ÓRGANO OFICIAL DEL COMITÉ CENTRAL DEL PARTIDO COMUNISTA DE CUBA
Foto: JORGE

Cuando alguien crea que la maravilla de la guitarra consiste en la rapidez de los dedos que la tocan, que escuche a Path Metheny tocando el tema de Nuovo Cinema Paradiso, de Ennio Morricone. El arte nunca puede ser competencia, porque lo que nos hace humanos es siempre un empeño colectivo, en este caso entre el que interpreta y los que lo escuchan.

«Uno quisiera creer en la libertad de la música, pero rutilantes premios y compromisos sin fin quiebran la ilusión de la integridad», confesó Neil Peart, baterista y compositor, ya fallecido, de la banda Rush, al narrarnos el tema El espíritu de la radio.

El arte no tiene profetas, tiene héroes. Si el mensaje y la obra de arte son genuinos, es deber del receptor entenderlo, y no del artista simplificarlo para hacerlo entendible. Todo arte trascendente ha retado a los seres humanos a esforzarse en asimilar nuevas formas de percibir, y al hacerlo, nos ha hecho avanzar como género.

Es indigna la idea que subestima al lector-observador-espectador. Es degradante la idea que argumenta que a los jóvenes hay que simplificarles el mensaje para que les llegue, la idea que adscribe al concepto de pueblo la condescendencia, como necesidad. Con esa receta de papilla insípida no se puede aspirar a crear cultura como fuerza emancipadora.  Con esa receta, jamás se logra la descolonización de la que tanto se habla.

Quien se atreve a escribir un poema sobre la belleza ya no teme escribir sobre cualquier tema. Y eso siempre ha sido peligroso para los poderes dominantes. La iglesia trató en vano, por siglos, de domesticar la música para acabar derrotada. Creía que la domaba obligándola a seguir cánones; mientras más rígidos y menos atrevidos, más conforme con ella.

Siempre la duda, la inevitable duda. El no saber si el compositor dejó colar, a sabiendas o no, el «diablo» de la libertad en un pasaje donde el que escucha, imagina escenas poco bíblicas. ¿Dejaba la música, a las sensaciones, llevarse por la sublime apelación a Dios, o por profanos deleites terrenales?

No saber, en fin, por más cuidado que se haya puesto en la rigidez de la composición, cómo lo asume el que escucha. Y peor aún, mientras más rústico es el oyente, más cerca está de la tentación innombrable. Que no por gusto el ser humano ha puesto más empeño en saber del cielo, o más bien la ausencia de este, que de las entrañas de la tierra.

Por esa duda que la carcomía, a la iglesia no le quedó otro remedio que agregarle al canto el texto, para asegurarse de que solo hubiera un significado. Nada de libertades, un mensaje claro y explícito que atara bien la composición a sus intenciones y solo a ellas. Pero ni con ello lo logró. Que al ignorante es difícil hacerlo entrar, obligado, por las puertas. Oyendo liturgias en latín que no entiende, quién sabe lo que lleva su cabeza, para la cual las palabras sacras son solo sonidos que apelan a sus sentidos. Y ya sabemos lo poco confiables que son los sentidos, y más en los que tienen por racionalidad el elemental ejercicio de la sobrevivencia.

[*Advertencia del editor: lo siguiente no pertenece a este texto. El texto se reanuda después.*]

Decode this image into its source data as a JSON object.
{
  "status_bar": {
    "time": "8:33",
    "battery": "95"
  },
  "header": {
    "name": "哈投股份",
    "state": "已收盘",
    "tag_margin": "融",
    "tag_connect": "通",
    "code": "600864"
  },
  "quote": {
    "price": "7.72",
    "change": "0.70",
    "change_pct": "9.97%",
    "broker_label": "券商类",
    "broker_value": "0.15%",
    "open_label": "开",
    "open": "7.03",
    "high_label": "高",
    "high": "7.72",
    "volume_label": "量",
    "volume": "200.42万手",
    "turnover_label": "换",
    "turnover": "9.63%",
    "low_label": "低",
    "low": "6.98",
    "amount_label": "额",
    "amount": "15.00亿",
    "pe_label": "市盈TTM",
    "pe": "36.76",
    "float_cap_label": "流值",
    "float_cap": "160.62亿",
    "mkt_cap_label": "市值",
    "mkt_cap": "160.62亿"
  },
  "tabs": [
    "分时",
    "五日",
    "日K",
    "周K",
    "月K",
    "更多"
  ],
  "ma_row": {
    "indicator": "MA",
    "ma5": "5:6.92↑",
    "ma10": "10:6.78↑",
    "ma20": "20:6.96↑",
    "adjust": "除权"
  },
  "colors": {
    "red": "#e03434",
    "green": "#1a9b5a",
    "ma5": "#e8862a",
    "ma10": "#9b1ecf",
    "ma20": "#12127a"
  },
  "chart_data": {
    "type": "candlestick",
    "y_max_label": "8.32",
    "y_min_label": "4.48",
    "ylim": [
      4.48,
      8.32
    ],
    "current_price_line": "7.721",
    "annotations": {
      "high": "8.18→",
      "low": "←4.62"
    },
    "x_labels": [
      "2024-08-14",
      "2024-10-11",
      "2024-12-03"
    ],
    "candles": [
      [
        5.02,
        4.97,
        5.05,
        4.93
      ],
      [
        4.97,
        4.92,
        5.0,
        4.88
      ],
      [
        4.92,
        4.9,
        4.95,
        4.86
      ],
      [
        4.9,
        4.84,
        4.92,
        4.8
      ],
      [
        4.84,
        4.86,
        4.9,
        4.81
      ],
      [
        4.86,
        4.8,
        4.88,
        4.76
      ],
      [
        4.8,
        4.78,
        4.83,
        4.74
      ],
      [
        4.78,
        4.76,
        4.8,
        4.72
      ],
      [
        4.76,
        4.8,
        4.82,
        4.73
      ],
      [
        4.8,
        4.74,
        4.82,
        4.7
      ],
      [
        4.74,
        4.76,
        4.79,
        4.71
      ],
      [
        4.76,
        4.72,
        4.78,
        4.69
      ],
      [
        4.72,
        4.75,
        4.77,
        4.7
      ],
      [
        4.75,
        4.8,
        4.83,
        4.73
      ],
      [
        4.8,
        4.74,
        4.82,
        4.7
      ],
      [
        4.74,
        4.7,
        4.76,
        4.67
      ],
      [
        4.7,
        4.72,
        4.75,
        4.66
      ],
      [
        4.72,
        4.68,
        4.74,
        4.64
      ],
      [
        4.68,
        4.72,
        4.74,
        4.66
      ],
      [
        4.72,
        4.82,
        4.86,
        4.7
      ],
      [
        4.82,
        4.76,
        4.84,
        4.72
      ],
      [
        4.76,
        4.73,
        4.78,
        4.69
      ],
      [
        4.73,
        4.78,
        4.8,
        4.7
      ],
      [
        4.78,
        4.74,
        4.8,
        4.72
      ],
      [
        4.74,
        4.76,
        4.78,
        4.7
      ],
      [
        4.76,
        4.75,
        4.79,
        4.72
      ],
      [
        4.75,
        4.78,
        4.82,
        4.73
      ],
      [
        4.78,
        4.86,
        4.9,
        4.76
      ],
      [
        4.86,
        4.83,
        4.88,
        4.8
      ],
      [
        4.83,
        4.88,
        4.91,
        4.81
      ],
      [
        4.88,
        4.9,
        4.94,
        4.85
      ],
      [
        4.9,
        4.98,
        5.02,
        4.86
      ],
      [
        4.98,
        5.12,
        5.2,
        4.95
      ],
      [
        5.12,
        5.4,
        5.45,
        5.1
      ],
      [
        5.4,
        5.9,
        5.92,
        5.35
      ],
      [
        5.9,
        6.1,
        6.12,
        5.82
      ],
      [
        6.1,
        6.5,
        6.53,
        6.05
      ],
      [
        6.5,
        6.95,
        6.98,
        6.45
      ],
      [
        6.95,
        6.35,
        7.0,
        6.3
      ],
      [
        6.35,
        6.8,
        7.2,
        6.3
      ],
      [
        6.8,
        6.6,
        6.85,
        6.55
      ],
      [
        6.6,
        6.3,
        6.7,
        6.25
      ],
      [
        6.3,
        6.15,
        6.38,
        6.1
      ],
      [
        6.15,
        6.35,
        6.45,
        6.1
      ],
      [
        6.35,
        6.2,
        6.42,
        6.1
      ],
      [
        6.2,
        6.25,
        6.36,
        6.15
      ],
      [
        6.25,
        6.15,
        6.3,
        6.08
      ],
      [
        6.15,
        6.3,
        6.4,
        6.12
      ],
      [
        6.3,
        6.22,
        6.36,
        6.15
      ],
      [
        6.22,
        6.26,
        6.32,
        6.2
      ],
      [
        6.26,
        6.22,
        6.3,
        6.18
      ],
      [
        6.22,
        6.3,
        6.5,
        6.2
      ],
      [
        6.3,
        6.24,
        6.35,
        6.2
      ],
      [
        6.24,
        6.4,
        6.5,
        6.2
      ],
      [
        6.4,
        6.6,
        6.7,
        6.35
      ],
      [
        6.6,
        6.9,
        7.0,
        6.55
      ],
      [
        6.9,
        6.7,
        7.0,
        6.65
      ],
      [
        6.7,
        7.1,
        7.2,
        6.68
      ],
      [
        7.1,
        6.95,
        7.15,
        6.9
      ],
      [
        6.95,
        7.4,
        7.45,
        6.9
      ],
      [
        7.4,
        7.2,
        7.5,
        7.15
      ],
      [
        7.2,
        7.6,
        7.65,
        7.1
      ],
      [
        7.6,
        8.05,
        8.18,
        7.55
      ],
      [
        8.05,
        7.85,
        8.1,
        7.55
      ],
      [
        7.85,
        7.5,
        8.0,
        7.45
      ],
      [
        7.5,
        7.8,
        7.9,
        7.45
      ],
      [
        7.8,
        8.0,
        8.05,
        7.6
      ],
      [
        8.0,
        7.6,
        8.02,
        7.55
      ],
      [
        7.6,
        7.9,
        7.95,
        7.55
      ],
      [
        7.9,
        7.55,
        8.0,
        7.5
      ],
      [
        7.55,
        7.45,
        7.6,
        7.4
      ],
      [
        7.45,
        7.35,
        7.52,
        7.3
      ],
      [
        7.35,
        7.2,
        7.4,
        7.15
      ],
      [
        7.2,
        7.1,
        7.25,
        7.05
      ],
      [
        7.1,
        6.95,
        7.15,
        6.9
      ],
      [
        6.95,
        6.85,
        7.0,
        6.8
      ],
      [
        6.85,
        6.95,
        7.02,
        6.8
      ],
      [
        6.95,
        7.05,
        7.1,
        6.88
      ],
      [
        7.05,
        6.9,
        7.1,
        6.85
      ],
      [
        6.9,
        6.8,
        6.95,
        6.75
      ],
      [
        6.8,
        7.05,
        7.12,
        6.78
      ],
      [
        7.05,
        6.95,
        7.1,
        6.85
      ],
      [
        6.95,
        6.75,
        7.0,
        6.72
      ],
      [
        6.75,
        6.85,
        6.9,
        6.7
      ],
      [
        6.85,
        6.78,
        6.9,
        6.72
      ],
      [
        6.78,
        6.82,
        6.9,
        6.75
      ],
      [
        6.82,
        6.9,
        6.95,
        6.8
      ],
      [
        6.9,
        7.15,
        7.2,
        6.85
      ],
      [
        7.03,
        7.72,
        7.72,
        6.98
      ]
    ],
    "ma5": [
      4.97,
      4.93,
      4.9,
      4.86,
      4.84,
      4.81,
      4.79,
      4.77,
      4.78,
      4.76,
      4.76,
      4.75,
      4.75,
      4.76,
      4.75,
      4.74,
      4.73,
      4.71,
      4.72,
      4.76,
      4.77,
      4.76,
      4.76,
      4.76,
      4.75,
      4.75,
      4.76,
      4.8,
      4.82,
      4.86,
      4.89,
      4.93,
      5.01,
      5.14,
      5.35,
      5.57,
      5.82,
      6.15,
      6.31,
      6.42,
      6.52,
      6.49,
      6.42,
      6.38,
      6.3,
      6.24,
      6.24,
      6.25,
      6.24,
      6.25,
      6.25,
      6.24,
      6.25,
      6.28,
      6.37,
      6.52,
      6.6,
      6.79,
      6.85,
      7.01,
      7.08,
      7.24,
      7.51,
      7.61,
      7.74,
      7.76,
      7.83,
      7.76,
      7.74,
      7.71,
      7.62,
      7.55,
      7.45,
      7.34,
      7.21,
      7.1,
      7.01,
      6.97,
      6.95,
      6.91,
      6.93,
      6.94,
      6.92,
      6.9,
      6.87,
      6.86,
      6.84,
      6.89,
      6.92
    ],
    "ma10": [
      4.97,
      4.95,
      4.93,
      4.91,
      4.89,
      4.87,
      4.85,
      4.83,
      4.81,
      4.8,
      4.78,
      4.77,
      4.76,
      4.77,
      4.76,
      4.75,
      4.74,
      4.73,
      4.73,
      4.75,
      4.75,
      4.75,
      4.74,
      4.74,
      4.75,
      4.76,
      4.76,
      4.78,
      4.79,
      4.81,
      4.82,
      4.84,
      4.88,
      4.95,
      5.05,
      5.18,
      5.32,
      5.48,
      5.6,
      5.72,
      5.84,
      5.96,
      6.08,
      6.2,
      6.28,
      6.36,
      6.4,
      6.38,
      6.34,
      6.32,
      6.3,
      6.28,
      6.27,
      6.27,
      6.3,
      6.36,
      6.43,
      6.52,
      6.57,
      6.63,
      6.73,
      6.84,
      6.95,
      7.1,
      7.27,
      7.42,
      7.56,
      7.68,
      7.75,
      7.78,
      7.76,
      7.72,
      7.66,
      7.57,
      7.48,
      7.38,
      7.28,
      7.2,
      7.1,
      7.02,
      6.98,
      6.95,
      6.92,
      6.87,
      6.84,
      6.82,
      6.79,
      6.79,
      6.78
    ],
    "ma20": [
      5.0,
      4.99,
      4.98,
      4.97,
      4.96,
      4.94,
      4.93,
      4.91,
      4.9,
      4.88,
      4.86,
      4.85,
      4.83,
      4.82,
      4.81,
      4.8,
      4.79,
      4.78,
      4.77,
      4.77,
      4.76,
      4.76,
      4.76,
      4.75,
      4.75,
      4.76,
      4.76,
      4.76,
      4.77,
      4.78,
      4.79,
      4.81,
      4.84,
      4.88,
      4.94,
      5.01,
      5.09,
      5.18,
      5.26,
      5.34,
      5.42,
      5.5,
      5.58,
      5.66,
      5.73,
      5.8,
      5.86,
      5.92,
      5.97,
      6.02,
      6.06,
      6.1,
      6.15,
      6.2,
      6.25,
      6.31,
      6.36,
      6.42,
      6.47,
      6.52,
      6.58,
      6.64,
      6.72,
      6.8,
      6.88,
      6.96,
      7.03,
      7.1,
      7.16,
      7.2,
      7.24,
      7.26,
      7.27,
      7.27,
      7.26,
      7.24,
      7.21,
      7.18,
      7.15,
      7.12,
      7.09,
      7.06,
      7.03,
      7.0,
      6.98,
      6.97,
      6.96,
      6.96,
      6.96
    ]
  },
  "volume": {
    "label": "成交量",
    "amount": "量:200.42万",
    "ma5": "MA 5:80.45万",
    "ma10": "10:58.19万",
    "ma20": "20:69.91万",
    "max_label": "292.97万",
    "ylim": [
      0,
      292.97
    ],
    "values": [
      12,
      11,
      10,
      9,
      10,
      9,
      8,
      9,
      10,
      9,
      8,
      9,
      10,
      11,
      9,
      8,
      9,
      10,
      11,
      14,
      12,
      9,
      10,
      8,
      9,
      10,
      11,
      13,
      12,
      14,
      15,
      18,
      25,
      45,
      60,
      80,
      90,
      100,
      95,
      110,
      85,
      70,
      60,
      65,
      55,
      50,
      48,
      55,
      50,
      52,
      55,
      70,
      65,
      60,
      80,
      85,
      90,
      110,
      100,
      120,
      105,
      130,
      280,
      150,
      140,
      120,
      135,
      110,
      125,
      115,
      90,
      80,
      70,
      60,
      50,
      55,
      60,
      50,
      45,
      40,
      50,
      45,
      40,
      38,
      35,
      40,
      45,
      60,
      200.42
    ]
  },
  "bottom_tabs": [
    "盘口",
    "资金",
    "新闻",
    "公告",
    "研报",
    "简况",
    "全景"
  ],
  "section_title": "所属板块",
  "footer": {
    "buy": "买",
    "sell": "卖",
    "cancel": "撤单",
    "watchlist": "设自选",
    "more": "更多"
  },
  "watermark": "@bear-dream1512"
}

Fornicar era la única salida a la tiranía del trabajo. Y el de mente inquieta no se deja amarrar por las palabras, logra ignorarlas y extraer el sublime deleite, libre y personal, del sonido que subyace. Nada detesta más el dogma que la apropiación sobre la que no tiene control alguno. Es abono de otros pensamientos más peligrosos.

De la música puedes sumergirte en la racionalidad de la partitura, ese otro intento de llevarla a texto. Indagar en los símbolos el sentido de la potencia no realizada, allí puedes hallar estructura, trampas, descubrir patrones, hasta identificar desvíos y travesuras; pero mensaje, lo que se dice mensaje inteligible y racional, no lo hay. Y no tienes ni que oír la pieza. Si sabes leer puedes imaginarte los sonidos mirando el papel, sumar los instrumentos como el compositor quiso. Para el entendido, no hay mejor orquesta que la que está en su cabeza.

 Más sabe el diablo por viejo, que por diablo. He ahí, en el crecimiento que da el saber, que está la hermosura de los años. En eso estriba el propósito universal de la existencia humana. Esa victoria que advertimos en la quietud de las tardes y en las nuevas batallas.